The FBI says this surveillance image shows Chad Schaffner, who they say robbed at least 10 banks this year.
Chad E. Schaffner, who was released from Indiana's prison system last year following an armed robbery conviction, was identified as the man on the billboards, making him a suspect in the robberies in Kentucky, North Carolina, South Carolina and Tennessee, the FBI said Thursday.
Schaffner may have been in the Morristown, Tennessee, area this week, according to a criminal complaint filed in federal court. A woman believed to have had a brief relationship with him alleges he was in her Morristown-area apartment and threatened to kill her children if she told authorities he was there, an FBI special agent says in the complaint.
The FBI posted photos of the robberies, occurring from May to last week, on electronic billboards in eight Southern states, in part because the robber made no apparent attempt to cover his face. Surveillance images showed a man with tattooed arms, close-cropped hair and a goatee pointing a pistol.
The FBI posted the images as part of a partnership with owners of electronic billboards.
"This case is an emblematic example of the importance of public/private sector alliances in bringing criminals to justice in today's information age," Richard Lambert, special agent in charge of the FBI's Knoxville, Tennessee, division, said in a news release Thursday.
No one was hurt in the robberies, but Schaffner, who turns 37 on Monday, should be considered armed and dangerous, the FBI said.
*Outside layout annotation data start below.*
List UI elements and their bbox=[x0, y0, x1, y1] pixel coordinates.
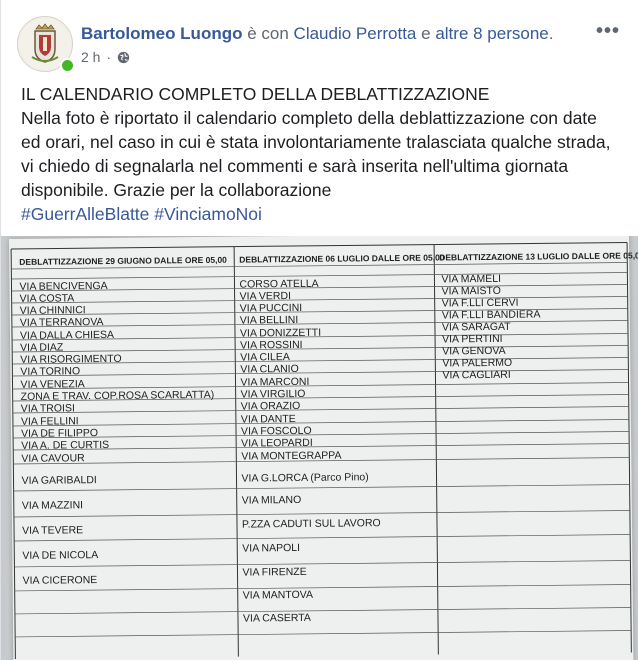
row-line bbox=[12, 406, 629, 414]
row-line bbox=[13, 484, 630, 492]
street-cell: VIA DONIZZETTI bbox=[239, 326, 322, 340]
street-cell: VIA FIRENZE bbox=[242, 565, 307, 579]
street-cell: VIA MARCONI bbox=[240, 375, 310, 389]
row-line bbox=[12, 419, 629, 427]
street-cell: VIA TEVERE bbox=[21, 524, 84, 537]
street-cell: VIA CICERONE bbox=[22, 574, 98, 587]
post-header: Bartolomeo Luongo è con Claudio Perrotta… bbox=[17, 14, 622, 74]
street-cell: VIA CASERTA bbox=[242, 611, 311, 625]
street-cell: VIA TERRANOVA bbox=[19, 316, 104, 329]
street-cell: VIA SARAGAT bbox=[441, 320, 511, 334]
post-paragraph: Nella foto è riportato il calendario com… bbox=[21, 108, 611, 200]
hashtag-link[interactable]: #GuerrAlleBlatte bbox=[21, 204, 149, 224]
street-cell: VIA DALLA CHIESA bbox=[19, 328, 115, 342]
street-cell: VIA DANTE bbox=[240, 413, 296, 426]
street-cell: VIA GENOVA bbox=[442, 344, 506, 358]
hashtag-link[interactable]: #VinciamoNoi bbox=[154, 204, 262, 224]
street-cell: P.ZZA CADUTI SUL LAVORO bbox=[241, 517, 381, 531]
street-cell: VIA BELLINI bbox=[239, 313, 299, 327]
row-line bbox=[12, 382, 629, 390]
street-cell: VIA VERDI bbox=[239, 290, 292, 303]
street-cell: VIA CAVOUR bbox=[21, 452, 85, 465]
row-line bbox=[12, 369, 629, 377]
street-cell: VIA FOSCOLO bbox=[240, 424, 312, 438]
row-line bbox=[13, 510, 630, 518]
row-line bbox=[13, 431, 630, 439]
street-cell: VIA PALERMO bbox=[442, 356, 513, 370]
street-cell: VIA VENEZIA bbox=[20, 378, 85, 391]
street-cell: VIA F.LLI BANDIERA bbox=[441, 308, 541, 322]
post-text: IL CALENDARIO COMPLETO DELLA DEBLATTIZZA… bbox=[21, 82, 621, 226]
street-cell: VIA CAGLIARI bbox=[442, 368, 511, 382]
post-photo[interactable]: DEBLATTIZZAZIONE 29 GIUGNO DALLE ORE 05,… bbox=[1, 236, 638, 660]
author-name-link[interactable]: Bartolomeo Luongo bbox=[81, 24, 242, 43]
street-cell: VIA ORAZIO bbox=[240, 399, 301, 413]
online-status-dot bbox=[60, 58, 75, 73]
street-cell: VIA NAPOLI bbox=[242, 541, 301, 555]
street-cell: VIA MAZZINI bbox=[21, 499, 84, 512]
street-cell: CORSO ATELLA bbox=[239, 277, 319, 291]
row-line bbox=[11, 272, 628, 280]
separator-dot: · bbox=[106, 49, 112, 65]
street-cell: VIA COSTA bbox=[19, 292, 75, 305]
tagged-person-link[interactable]: Claudio Perrotta bbox=[294, 24, 417, 43]
street-cell: VIA MAMELI bbox=[441, 272, 502, 286]
street-cell: ZONA E TRAV. COP.ROSA SCARLATTA) bbox=[20, 388, 215, 403]
row-line bbox=[12, 345, 629, 353]
street-cell: VIA TROISI bbox=[20, 402, 75, 415]
street-cell: VIA CHINNICI bbox=[19, 304, 86, 317]
street-cell: VIA DIAZ bbox=[20, 341, 64, 354]
with-text: è con bbox=[247, 24, 289, 43]
author-line: Bartolomeo Luongo è con Claudio Perrotta… bbox=[81, 24, 554, 43]
street-cell: VIA TORINO bbox=[20, 365, 81, 378]
street-cell: VIA CLANIO bbox=[240, 362, 299, 376]
others-link[interactable]: altre 8 persone bbox=[435, 24, 548, 43]
hashtags: #GuerrAlleBlatte #VinciamoNoi bbox=[21, 202, 621, 226]
public-globe-icon[interactable] bbox=[117, 51, 130, 64]
street-cell: VIA MILANO bbox=[241, 493, 302, 507]
row-line bbox=[14, 607, 631, 615]
street-cell: VIA GARIBALDI bbox=[21, 474, 97, 487]
street-cell: VIA MONTEGRAPPA bbox=[241, 449, 342, 463]
post-meta: 2 h · bbox=[81, 49, 130, 65]
row-line bbox=[11, 296, 628, 304]
street-cell: VIA PUCCINI bbox=[239, 301, 303, 315]
street-cell: VIA MAISTO bbox=[441, 284, 501, 298]
street-cell: VIA BENCIVENGA bbox=[19, 279, 108, 293]
street-cell: VIA DE FILIPPO bbox=[20, 427, 99, 440]
row-line bbox=[14, 534, 631, 542]
street-cell: VIA LEOPARDI bbox=[241, 436, 313, 450]
street-cell: VIA G.LORCA (Parco Pino) bbox=[241, 471, 369, 485]
post-title: IL CALENDARIO COMPLETO DELLA DEBLATTIZZA… bbox=[21, 84, 490, 104]
street-cell: VIA RISORGIMENTO bbox=[20, 352, 122, 366]
calendar-sheet: DEBLATTIZZAZIONE 29 GIUGNO DALLE ORE 05,… bbox=[9, 236, 638, 660]
facebook-post: Bartolomeo Luongo è con Claudio Perrotta… bbox=[0, 0, 638, 660]
more-options-icon[interactable]: ••• bbox=[596, 20, 620, 43]
street-cell: VIA DE NICOLA bbox=[22, 549, 99, 562]
street-cell: VIA A. DE CURTIS bbox=[21, 438, 110, 452]
street-cell: VIA VIRGILIO bbox=[240, 387, 306, 401]
street-cell: VIA MANTOVA bbox=[242, 588, 314, 602]
street-cell: VIA CILEA bbox=[240, 351, 290, 364]
timestamp-link[interactable]: 2 h bbox=[81, 49, 100, 65]
row-line bbox=[14, 560, 631, 568]
row-line bbox=[15, 630, 632, 638]
street-cell: VIA PERTINI bbox=[442, 332, 503, 346]
row-line bbox=[14, 584, 631, 592]
street-cell: VIA FELLINI bbox=[20, 415, 79, 428]
and-text: e bbox=[421, 24, 431, 43]
column-header: DEBLATTIZZAZIONE 13 LUGLIO DALLE ORE 05,… bbox=[439, 250, 638, 263]
street-cell: VIA ROSSINI bbox=[240, 338, 303, 352]
street-cell: VIA F.LLI CERVI bbox=[441, 296, 519, 310]
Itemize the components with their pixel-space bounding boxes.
"This guy has made no effort to hide the gun," FBI agent Kevin Keithley said earlier this week, before Schaffner was named a suspect. "He has threatened the use of it in every bank robbery he has committed. He has put the gun in the faces of tellers, threatened to use the gun against them."
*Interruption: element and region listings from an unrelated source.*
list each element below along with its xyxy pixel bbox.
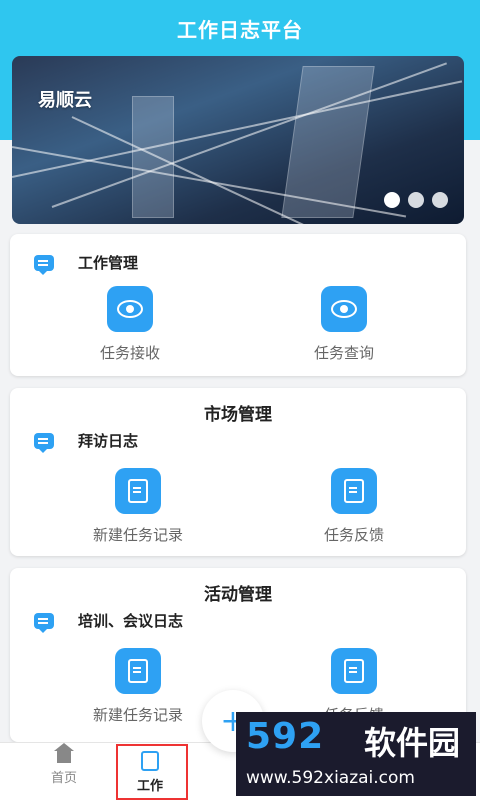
new-task-record-button[interactable]: 新建任务记录 [48,648,228,725]
document-icon [344,659,364,683]
carousel-dots [384,192,448,208]
action-label: 任务反馈 [323,526,384,544]
document-icon [344,479,364,503]
task-query-button[interactable]: 任务查询 [254,286,434,363]
new-task-record-button[interactable]: 新建任务记录 [48,468,228,545]
task-feedback-button[interactable]: 任务反馈 [264,468,444,545]
banner-building [132,96,174,218]
chat-icon [34,612,54,633]
carousel-dot[interactable] [432,192,448,208]
tab-label: 首页 [50,771,77,786]
watermark-url: www.592xiazai.com [246,768,415,788]
action-label: 任务接收 [99,344,160,362]
row-label: 拜访日志 [78,432,139,450]
carousel-dot[interactable] [408,192,424,208]
tab-highlight-box [116,744,188,800]
chat-icon [34,432,54,453]
row-label: 培训、会议日志 [78,612,184,630]
document-icon [128,479,148,503]
document-icon [128,659,148,683]
home-icon [54,743,74,763]
card-market-management: 市场管理 拜访日志 新建任务记录 任务反馈 [10,388,466,556]
watermark-name: 软件园 [364,724,461,762]
tab-home[interactable]: 首页 [14,743,114,786]
carousel-dot[interactable] [384,192,400,208]
row-header: 培训、会议日志 [34,610,184,633]
action-label: 新建任务记录 [92,526,183,544]
banner-brand: 易顺云 [38,90,92,111]
site-watermark: 592 软件园 www.592xiazai.com [236,712,476,796]
chat-icon [34,254,54,275]
row-label: 工作管理 [78,254,139,272]
task-receive-button[interactable]: 任务接收 [40,286,220,363]
card-work-management: 工作管理 任务接收 任务查询 [10,234,466,376]
eye-icon [331,300,357,318]
action-label: 新建任务记录 [92,706,183,724]
action-label: 任务查询 [313,344,374,362]
row-header: 拜访日志 [34,430,139,453]
section-title: 活动管理 [204,585,272,605]
row-header: 工作管理 [34,252,139,275]
banner-carousel[interactable]: 易顺云 [12,56,464,224]
eye-icon [117,300,143,318]
watermark-number: 592 [246,716,325,757]
section-title: 市场管理 [204,405,272,425]
page-title: 工作日志平台 [177,18,303,42]
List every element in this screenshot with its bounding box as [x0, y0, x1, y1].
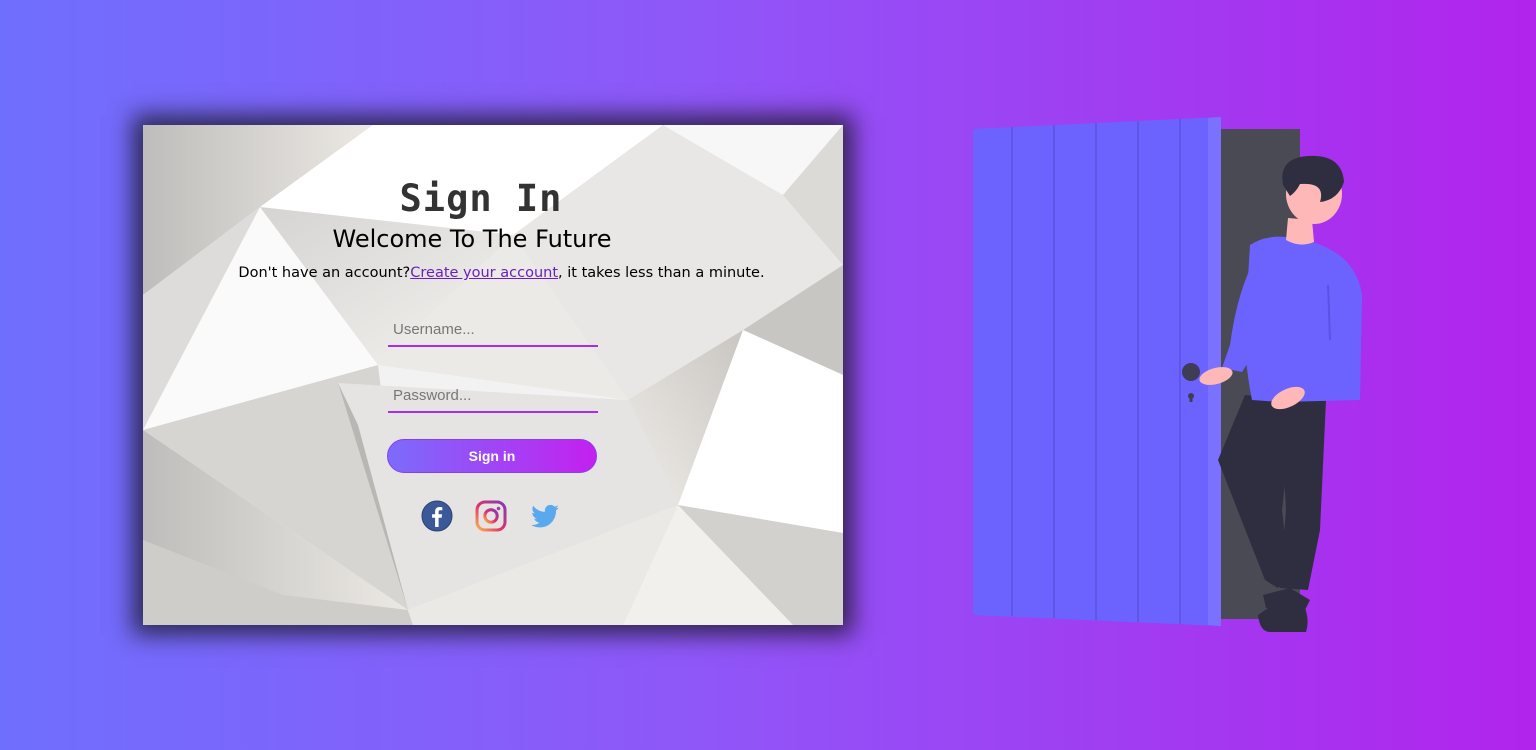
twitter-icon[interactable]: [529, 500, 561, 532]
login-form: Sign In Welcome To The Future Don't have…: [143, 125, 843, 625]
social-login-links: [421, 500, 571, 534]
doorknob: [1182, 363, 1200, 381]
door-illustration: [973, 117, 1362, 632]
login-card: Sign In Welcome To The Future Don't have…: [143, 125, 843, 625]
signup-prompt: Don't have an account?Create your accoun…: [143, 265, 843, 281]
username-input[interactable]: [388, 313, 598, 347]
welcome-subtitle: Welcome To The Future: [332, 225, 612, 253]
signup-suffix-text: , it takes less than a minute.: [558, 265, 765, 281]
facebook-icon[interactable]: [421, 500, 453, 532]
password-input[interactable]: [388, 379, 598, 413]
instagram-icon[interactable]: [475, 500, 507, 532]
create-account-link[interactable]: Create your account: [410, 265, 558, 281]
sign-in-button[interactable]: Sign in: [387, 439, 597, 473]
signup-prefix-text: Don't have an account?: [238, 265, 411, 281]
page-title: Sign In: [399, 177, 563, 220]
Schaffner is white and about 6 feet tall, weighs 200 pounds, and has brown hair, brown eyes and tattoos on his forearms, the FBI said. He may be driving a black 1994 GMC Jimmy pickup truck with Tennessee license plate 360 WLN or a red 1994 Chevrolet S10 pickup with South Carolina license plate EVE 177, according to the FBI.
Anyone with information on his whereabouts should call the FBI or local law enforcement, the FBI said.
The last two bank robberies happened in Morristown and Jefferson City, Tennessee, on August 18. On Tuesday -- a day after the billboards started showing images of the robberies -- a man told the FBI that Schaffner was in the Morristown area at the time of the last two holdups, according to the complaint filed in court.
The man said he'd known Schaffner for about two months, the complaint says.
FBI agents also twice interviewed the Morristown-area woman this week, having heard she'd had a two-week relationship with Schaffner, according to the complaint. During the first interview, she told agents outside her apartment that she didn't know him, the complaint says.
The next day, she told authorities that she did know Schaffner, and that he had been in her apartment with her children while she talked with the agents outside, the complaint says. She said he threatened to kill the children if she told the agents about him, according to the complaint.
She told authorities that after the agents left, Schaffner left the area in a vehicle, according to the complaint.
A warrant was issued Thursday for Schaffner's arrest. He has been charged in U.S. District Court in Tennessee's eastern district with two counts of bank robbery and two counts of use of a firearm during a bank robbery.
Schaffner was released from an Indiana prison in December, the FBI said. He was convicted of armed robbery in Indianapolis, Indiana, and sentenced in June 2008.
He has several other convictions in Indiana, including for burglary, armed robbery, resisting law enforcement and purchase of a handgun without a license, according to the Indiana Department of Correction.